“I really wish that Jimi Hendrix had lived longer, so he could have created more music.”
“It really sickens me that you are so selfish rather than feel for his family!”
Is this just people being asses or is there a name for this rhetorical device?
It’s not broad, relllly. A dilemma is a situation where there are exactly two choices. Sometimes it’s called a dichotomy. It’s a false dilemma if people are pretending there are only two choices when there really are more.
I want to point out that both dilemmas and appeals to emotion can be perfectly legitimate tools or argumentation. They are fallacies only when they are false, or in the case of appeals to emotion, irrelevant.
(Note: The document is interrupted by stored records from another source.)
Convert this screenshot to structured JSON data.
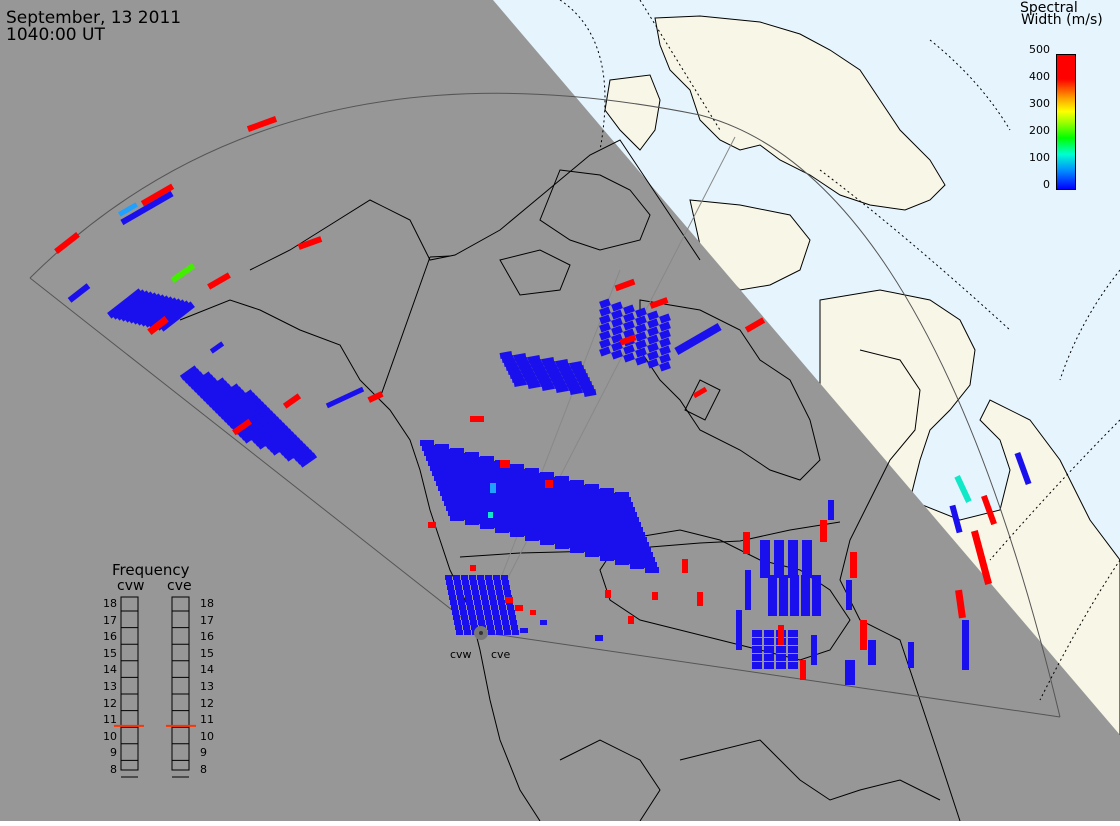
{
  "header": {
    "date": "September, 13 2011",
    "time": "1040:00 UT"
  },
  "colorbar": {
    "title_line1": "Spectral",
    "title_line2": "Width (m/s)",
    "ticks": [
      "500",
      "400",
      "300",
      "200",
      "100",
      "0"
    ]
  },
  "frequency_panel": {
    "title": "Frequency",
    "radars": [
      "cvw",
      "cve"
    ],
    "ticks": [
      "18",
      "17",
      "16",
      "15",
      "14",
      "13",
      "12",
      "11",
      "10",
      "9",
      "8"
    ],
    "marker_value": 10.6,
    "marker_color": "#ff3300"
  },
  "stations": [
    "cvw",
    "cve"
  ],
  "colors": {
    "night": "#979797",
    "land": "#f8f6e6",
    "ocean": "#e6f5fd",
    "low": "#1a10ee",
    "high": "#ff0000",
    "mid_cyan": "#10e8c8",
    "mid_green": "#44ee00",
    "light_blue": "#20a0ff"
  }
}
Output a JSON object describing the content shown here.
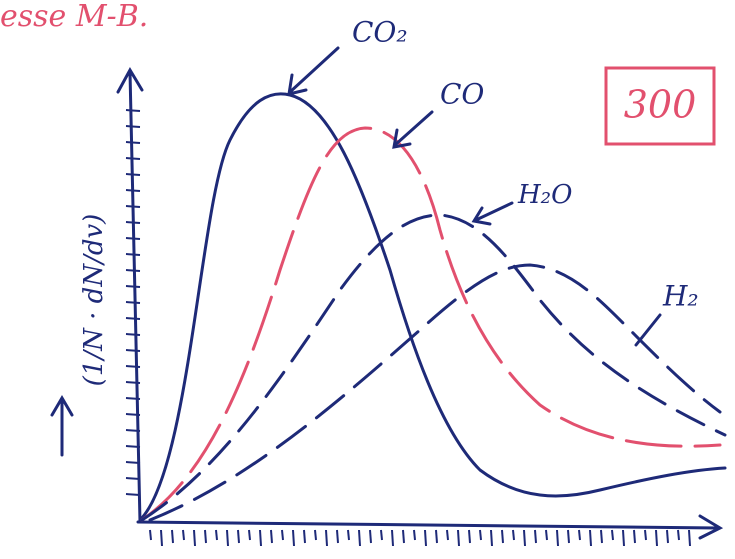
{
  "header": {
    "note": "esse M-B."
  },
  "box": {
    "label": "300"
  },
  "axes": {
    "y_label": "(1/N · dN/dv)"
  },
  "curves": [
    {
      "label": "CO₂"
    },
    {
      "label": "CO"
    },
    {
      "label": "H₂O"
    },
    {
      "label": "H₂"
    }
  ]
}
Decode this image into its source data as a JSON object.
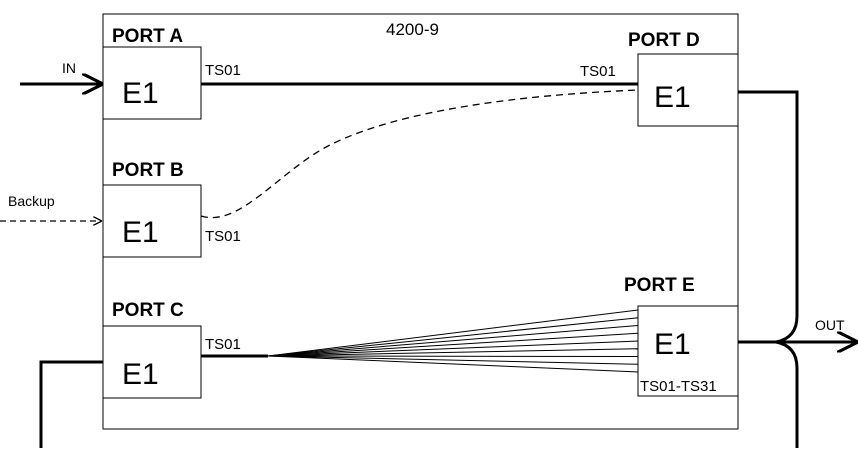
{
  "device": {
    "name": "4200-9"
  },
  "ports": {
    "a": {
      "title": "PORT A",
      "type": "E1",
      "timeslot": "TS01"
    },
    "b": {
      "title": "PORT B",
      "type": "E1",
      "timeslot": "TS01"
    },
    "c": {
      "title": "PORT C",
      "type": "E1",
      "timeslot": "TS01"
    },
    "d": {
      "title": "PORT D",
      "type": "E1",
      "timeslot": "TS01"
    },
    "e": {
      "title": "PORT E",
      "type": "E1",
      "timeslot": "TS01-TS31"
    }
  },
  "signals": {
    "in": "IN",
    "backup": "Backup",
    "out": "OUT"
  },
  "fan_line_count": 9
}
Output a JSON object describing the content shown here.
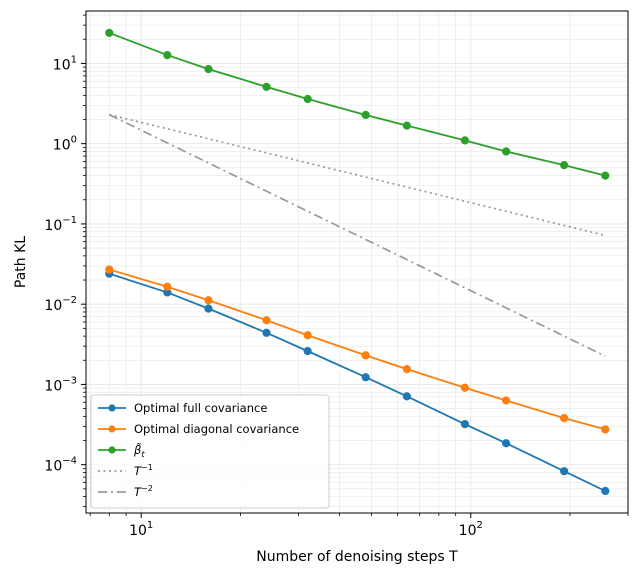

I always heard “dichotomy” more often then “dilemma” for this.
Dilemma may literally mean 2 choices, but it doesn’t convey it in my personal vernacular: rightly or wrongly, I more often hear it as a substitute for ‘problem’: “We have a dilemma here”, “we are in a dilemma”. IMO, dichotomy conveys a much stronger notion of polar opposites (false or not).
So in case no one else said it, the phrase comes from “political correctness”.
It sounds bad to say “its pointless to talk about what a dead person might have done”,because family, and “true believes” , may be feeling that that the person would SURELY have done “GREAT THINGS”…
So that response of “consider the family” is a political correctness saying… part of the modern idiom.